Our target for our model is will have two classifications. We want to see whether someone will be diagnosed AND with ADHD. ADHD can be linked to other mental disorders. The column we want to target doesn't exist in our dataset, but is dependent on two of the columns we do have -- mental_disordered_diagnosed_bool and listed_diagnosed_disorders.

The classifications will be : undiagnosed (likely ADHD), undiagnosed (other disorder), and undiagnosed (unlikely)

The distinction between being diagnosed with ADHD and being diagnosed with things besides ADHD is there to bring attention to other mental disorders and mental health struggles.

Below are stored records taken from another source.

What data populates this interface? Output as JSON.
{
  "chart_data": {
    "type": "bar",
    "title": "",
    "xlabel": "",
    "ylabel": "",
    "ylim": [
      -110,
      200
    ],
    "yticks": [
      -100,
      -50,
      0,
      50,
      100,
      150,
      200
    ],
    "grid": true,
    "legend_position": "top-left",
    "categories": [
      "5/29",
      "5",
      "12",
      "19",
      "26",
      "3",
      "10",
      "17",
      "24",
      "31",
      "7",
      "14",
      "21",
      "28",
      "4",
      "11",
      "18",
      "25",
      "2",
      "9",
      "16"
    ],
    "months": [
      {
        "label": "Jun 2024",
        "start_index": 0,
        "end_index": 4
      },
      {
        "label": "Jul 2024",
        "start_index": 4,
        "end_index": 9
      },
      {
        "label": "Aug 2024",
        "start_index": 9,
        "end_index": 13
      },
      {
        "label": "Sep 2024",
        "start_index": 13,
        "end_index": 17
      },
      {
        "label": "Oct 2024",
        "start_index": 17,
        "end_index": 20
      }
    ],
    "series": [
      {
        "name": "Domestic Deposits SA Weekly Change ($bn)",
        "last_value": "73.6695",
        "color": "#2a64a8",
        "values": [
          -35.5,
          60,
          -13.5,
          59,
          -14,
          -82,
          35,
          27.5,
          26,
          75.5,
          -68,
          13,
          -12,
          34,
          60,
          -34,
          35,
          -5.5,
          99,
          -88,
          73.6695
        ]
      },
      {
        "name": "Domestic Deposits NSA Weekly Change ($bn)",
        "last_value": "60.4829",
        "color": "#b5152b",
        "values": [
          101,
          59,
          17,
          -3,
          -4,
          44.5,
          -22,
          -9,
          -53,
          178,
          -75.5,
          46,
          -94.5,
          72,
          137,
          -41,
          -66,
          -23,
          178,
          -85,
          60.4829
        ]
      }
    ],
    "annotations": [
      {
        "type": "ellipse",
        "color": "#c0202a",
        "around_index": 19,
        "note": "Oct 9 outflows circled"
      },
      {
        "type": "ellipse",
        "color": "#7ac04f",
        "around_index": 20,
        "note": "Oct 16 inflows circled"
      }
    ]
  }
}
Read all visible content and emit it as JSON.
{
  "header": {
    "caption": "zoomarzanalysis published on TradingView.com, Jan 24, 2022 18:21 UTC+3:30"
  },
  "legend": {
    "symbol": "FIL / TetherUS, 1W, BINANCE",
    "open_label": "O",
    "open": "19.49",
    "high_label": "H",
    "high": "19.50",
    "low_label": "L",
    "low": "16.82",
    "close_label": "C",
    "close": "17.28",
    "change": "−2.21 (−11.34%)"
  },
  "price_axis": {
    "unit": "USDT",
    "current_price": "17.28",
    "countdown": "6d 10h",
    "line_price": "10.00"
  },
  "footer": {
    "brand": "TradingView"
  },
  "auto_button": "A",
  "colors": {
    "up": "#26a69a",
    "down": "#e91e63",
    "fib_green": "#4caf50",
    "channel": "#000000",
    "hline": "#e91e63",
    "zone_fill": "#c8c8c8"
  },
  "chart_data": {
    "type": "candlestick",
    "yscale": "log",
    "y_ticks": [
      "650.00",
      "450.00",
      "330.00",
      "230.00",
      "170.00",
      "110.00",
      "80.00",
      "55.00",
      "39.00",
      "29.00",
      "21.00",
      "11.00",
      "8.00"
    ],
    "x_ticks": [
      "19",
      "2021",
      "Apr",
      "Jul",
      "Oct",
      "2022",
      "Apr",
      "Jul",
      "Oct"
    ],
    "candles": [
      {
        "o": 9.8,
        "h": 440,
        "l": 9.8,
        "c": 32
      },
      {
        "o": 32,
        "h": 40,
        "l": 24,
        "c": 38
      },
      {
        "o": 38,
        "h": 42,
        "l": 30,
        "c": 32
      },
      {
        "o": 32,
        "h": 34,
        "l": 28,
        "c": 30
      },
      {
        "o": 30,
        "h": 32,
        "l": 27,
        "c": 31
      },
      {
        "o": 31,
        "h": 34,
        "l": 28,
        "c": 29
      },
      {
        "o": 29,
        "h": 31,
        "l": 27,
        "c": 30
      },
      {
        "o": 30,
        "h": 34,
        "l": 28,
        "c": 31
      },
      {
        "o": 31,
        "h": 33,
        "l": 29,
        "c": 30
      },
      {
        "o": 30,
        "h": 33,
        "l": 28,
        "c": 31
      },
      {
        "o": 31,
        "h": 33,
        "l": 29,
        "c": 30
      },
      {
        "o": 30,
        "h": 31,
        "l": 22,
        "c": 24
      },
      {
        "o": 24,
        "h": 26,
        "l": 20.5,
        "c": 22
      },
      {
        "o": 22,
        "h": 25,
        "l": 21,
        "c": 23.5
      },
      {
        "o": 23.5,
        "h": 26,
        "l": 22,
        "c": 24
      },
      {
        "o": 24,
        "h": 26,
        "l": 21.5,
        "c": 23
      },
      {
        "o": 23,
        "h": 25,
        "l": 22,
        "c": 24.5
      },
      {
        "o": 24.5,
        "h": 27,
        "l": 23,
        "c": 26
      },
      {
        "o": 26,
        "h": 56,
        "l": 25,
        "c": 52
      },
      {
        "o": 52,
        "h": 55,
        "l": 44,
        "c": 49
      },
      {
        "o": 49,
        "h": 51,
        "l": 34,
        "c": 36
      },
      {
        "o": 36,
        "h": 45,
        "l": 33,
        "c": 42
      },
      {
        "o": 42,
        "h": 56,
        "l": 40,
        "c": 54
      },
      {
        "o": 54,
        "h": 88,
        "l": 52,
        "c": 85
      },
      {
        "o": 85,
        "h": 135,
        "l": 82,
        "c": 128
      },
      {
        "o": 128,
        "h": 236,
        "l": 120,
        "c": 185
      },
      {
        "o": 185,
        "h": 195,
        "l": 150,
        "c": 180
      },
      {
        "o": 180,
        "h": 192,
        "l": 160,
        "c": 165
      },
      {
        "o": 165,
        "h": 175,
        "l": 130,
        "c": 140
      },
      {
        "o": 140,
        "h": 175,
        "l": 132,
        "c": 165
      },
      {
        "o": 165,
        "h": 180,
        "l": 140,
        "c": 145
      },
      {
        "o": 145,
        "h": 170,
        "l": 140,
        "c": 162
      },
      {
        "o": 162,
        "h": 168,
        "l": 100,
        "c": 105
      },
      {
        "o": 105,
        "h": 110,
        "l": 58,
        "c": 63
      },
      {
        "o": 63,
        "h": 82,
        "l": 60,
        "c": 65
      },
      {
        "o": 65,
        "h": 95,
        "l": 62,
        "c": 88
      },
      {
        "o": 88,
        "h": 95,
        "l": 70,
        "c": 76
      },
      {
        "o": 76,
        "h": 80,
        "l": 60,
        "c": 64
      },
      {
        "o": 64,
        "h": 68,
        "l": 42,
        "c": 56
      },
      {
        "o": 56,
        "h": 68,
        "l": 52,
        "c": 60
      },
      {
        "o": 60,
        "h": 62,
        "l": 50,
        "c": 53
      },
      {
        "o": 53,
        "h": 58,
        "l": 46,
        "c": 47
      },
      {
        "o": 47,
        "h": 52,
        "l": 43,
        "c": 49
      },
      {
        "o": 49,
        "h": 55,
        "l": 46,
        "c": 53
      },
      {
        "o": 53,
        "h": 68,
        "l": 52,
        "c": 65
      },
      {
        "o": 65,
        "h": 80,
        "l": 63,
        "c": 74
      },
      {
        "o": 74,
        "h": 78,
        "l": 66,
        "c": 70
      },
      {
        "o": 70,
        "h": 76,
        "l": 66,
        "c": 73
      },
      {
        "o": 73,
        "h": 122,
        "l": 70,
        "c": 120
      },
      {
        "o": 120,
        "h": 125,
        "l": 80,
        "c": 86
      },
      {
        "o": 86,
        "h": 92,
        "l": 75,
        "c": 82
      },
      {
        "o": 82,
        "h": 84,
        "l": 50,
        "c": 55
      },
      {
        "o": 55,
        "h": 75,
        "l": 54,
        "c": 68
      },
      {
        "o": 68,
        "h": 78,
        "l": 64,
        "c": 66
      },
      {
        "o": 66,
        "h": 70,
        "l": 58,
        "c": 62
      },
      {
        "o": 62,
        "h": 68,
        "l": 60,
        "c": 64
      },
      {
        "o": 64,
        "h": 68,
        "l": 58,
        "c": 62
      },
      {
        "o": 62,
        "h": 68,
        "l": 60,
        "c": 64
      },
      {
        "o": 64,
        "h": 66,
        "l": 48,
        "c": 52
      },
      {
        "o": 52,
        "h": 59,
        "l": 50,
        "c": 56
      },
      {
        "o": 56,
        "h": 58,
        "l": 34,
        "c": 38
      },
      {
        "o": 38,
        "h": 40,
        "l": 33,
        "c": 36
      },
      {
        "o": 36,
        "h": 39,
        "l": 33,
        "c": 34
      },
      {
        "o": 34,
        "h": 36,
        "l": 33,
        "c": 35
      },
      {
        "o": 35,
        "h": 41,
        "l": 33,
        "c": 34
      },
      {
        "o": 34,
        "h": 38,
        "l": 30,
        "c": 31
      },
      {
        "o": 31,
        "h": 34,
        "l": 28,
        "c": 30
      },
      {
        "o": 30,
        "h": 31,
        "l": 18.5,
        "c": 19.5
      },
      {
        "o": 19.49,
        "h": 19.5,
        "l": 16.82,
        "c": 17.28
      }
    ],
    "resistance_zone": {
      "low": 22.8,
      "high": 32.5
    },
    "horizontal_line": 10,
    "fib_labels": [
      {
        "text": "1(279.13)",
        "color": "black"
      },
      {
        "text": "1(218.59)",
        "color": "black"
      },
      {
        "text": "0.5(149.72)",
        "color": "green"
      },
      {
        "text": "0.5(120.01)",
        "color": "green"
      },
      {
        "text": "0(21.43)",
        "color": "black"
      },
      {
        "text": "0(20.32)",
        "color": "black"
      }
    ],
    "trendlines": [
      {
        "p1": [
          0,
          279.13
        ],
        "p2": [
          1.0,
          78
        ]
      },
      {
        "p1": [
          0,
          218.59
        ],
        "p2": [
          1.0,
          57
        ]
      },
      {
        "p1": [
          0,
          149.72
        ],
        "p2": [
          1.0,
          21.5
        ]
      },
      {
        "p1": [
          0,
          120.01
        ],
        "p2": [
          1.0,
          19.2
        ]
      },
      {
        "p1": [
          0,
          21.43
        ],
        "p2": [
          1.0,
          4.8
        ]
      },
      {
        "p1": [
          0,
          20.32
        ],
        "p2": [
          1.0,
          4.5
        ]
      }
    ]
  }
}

Another important note : being undiagnosed does NOT necessarily mean that a person is free from mental health struggles, in fact, they may be most at risk, untreated and undiagnosed mental health struggles can lead to more dangerous behaviors.

## Feature Selection and Engineering

Columns that we will include in some capacity:
* Sex
* Native Language
* Preuniversity Symptoms
* Number of Preuniversity Symptoms
* Previously Counseled
* Currently Counseled
* EACH individual question of the BDI
* EACH individual question of the AUDIT
* EACH individual question of the ASRS
* EACH individual question of the BAI

If you wanted to decrease dimensions for the model to be quicker -- you could take the total values of the test results instead of using each individual question, but the weight of each question would be equal.